Los militares no respondieron.
– ¿Cuál es su actual categoría?
– No tengo ninguna. Me despojaron de empleo y categoría hace un año, cuando fui declarado culpable de traición.
– ¿Y por qué se empeñan en llamarlo «comandante Belov»? -preguntó Bishop.
Alexander se encogió de hombros.
– No lo sé -respondió, con una semisonrisa-. Fui capitán durante tres años, hasta el año pasado.
– Capitán Belov, ¿le parece bien contarnos la historia desde el principio, desde el momento en que sus padres dejaron Estados Unidos para trasladarse a la Unión Soviética? Nos sería de gran ayuda, pues la información de la que disponemos es bastante incoherente. Nos han dicho que se fugó por primera vez en 1936, tras ser detenido y condenado a una pena de cárcel. Por otra parte, el NKGB lleva diez años buscando a una persona llamada Alexander Barrington, y al mismo tiempo aseguran que usted es Alexander Belov. ¿Podría decirnos quién es usted realmente, capitán?
– Lo haré encantado, señor. Pido permiso para sentarme.
– Permiso concedido -respondió Bishop-. Ujier, traiga unos cigarrillos y un vaso de agua para el capitán Belov.
Alexander llevaba seis horas en la sala de reunión.
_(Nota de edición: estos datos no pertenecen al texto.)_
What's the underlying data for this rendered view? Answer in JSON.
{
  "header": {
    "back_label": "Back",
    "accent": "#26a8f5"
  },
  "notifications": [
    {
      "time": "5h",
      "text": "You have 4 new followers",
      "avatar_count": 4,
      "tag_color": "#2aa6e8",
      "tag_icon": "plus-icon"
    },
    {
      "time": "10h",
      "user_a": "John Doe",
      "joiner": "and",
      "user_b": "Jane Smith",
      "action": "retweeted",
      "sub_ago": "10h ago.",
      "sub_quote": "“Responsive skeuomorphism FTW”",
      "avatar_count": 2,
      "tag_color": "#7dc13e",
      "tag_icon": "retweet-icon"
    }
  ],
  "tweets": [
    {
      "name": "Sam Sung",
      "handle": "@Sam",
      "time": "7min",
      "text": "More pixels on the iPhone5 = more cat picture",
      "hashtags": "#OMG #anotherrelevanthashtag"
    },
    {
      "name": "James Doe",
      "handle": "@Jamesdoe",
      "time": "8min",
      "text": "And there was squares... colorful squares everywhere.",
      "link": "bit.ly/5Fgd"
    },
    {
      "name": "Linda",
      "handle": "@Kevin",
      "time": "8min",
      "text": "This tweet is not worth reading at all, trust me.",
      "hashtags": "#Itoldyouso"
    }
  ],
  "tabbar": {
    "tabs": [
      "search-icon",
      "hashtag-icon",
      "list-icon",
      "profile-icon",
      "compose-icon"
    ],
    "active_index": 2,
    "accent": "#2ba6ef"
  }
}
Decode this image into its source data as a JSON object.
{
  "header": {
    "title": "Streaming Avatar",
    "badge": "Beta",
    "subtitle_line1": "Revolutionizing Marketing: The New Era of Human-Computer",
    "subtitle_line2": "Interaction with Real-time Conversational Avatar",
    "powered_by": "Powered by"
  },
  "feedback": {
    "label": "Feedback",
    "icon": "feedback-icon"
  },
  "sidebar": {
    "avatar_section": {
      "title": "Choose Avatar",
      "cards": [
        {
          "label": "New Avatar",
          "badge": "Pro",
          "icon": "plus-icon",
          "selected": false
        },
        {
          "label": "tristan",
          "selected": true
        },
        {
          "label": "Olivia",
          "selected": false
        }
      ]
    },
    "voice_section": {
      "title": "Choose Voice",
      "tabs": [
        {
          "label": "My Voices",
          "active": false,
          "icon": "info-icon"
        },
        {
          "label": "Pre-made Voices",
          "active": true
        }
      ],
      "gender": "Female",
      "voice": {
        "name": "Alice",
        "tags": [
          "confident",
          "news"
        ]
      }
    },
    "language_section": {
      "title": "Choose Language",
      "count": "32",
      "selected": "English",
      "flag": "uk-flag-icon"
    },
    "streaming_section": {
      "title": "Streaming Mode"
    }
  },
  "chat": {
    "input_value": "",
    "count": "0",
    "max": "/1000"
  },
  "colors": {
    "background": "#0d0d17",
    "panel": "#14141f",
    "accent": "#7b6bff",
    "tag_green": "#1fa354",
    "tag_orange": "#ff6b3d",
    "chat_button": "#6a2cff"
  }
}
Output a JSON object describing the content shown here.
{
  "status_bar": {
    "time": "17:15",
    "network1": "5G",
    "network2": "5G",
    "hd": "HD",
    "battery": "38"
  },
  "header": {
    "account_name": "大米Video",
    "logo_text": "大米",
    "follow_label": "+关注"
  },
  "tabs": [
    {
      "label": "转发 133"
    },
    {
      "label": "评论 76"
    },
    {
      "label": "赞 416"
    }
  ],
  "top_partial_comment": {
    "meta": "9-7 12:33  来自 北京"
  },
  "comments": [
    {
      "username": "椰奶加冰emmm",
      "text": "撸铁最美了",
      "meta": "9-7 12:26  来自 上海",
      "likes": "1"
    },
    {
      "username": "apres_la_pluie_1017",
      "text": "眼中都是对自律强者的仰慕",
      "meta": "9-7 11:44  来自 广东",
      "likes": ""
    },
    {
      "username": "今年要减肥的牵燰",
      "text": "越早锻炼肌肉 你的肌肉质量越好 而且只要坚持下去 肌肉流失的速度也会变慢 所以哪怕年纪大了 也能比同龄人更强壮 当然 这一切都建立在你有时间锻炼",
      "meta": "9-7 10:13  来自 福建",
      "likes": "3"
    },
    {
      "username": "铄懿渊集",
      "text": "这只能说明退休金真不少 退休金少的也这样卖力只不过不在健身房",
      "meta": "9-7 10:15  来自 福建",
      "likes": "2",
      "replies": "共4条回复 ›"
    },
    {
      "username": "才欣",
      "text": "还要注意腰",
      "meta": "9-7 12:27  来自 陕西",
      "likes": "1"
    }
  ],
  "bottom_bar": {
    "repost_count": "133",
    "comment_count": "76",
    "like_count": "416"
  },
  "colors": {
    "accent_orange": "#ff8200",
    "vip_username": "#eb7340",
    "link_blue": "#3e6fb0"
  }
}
En cierto momento a Tatiana se le ocurrió que se lo habrían llevado por un pasadizo secreto, pero seguían oyéndose voces ahogadas tras las gruesas puertas de madera, y la mayor parte del tiempo distinguía el timbre de voz de su esposo hablando en inglés.
Se paseó arriba y abajo, se sentó en las sillas y en la alfombra, se puso en cuclillas y volvió a levantarse… Su vida y la de Alexander flotaban ante sus ojos en la antesala de la embajada estadounidense en Berlín.
Estaban aprendiendo a nadar, pero a cada momento les resultaba más difícil. El nuevo día no traía alivio, sino más minutos repletos de recuerdos que no podían dejar atrás. Jane Barrington sentada en el tren que los llevaba de vuelta a Leningrado, oprimiendo la mano de su hijo, consciente de que le había fallado, llorando por él, deseando otra copa; y Harold en la celda, llorando por Alexander; y Yuri Stepanov tumbado sobre el barro de Finlandia, llorando por Alexander; y Tatiana arrodillada en los marjales de la frontera, sangrando y llorando por Alexander; y Anthony a solas con sus pesadillas, llorando por su padre.
Y allí está él, con la gorra en las manos, cruzando la calle hacia su mar, hacia el vestido blanco bordado con rosas rojas; allí está él, acudiendo todos los días a la Kirov, acercándose sonriente a su mar, piedra a piedra, cadáver a cadáver; allí está él, en el Campo de Marte, bajo las lilas, con el fusil al hombro y Tatiana descalza a su lado, con las sandalias rojas en las manos; allí está él, haciendo piruetas con Tatiana en la escalera de la iglesia donde se casaron, bailando con ella bajo la luna roja de su noche de bodas, apartándose el pelo de la frente mientras sale de las aguas del Kama, sujetando el hacha en una mano y el cigarrillo en la otra mientras sale de la cabaña de Lazarevo, acercándose a Tatiana derrotado y exhausto, parándose frente a ella en la cabaña, desnudo, sonriente y empapado; allí está Alexander, con el cigarrillo en los labios.
Y allí está otra vez, de pie junto al Vístula, mirando hacia lo que queda de guerra. Un camino lleva a la muerte y el otro a la vida, no sabe cuál tomar, pero en sus ojos está el mar inmortal, y al otro lado del mar está el puente que conduce a Santa Cruz.
Cuando terminó de contar su historia, los generales, el embajador y el cónsul lo miraron sin pestañear.
– ¡Caramba, capitán Belov, qué vida tan interesante! -exclamó Bishop-. ¿Qué edad tiene usted?
– Veintisiete.
Bishop soltó un silbido.
– ¿Ha dicho que su esposa -comenzó el general Pearson-, sin saber dónde se encontraba usted, vino a Alemania equipada con todo un arsenal, localizó el campo de máxima seguridad número siete y la celda donde estaba usted encerrado, y organizó una fuga?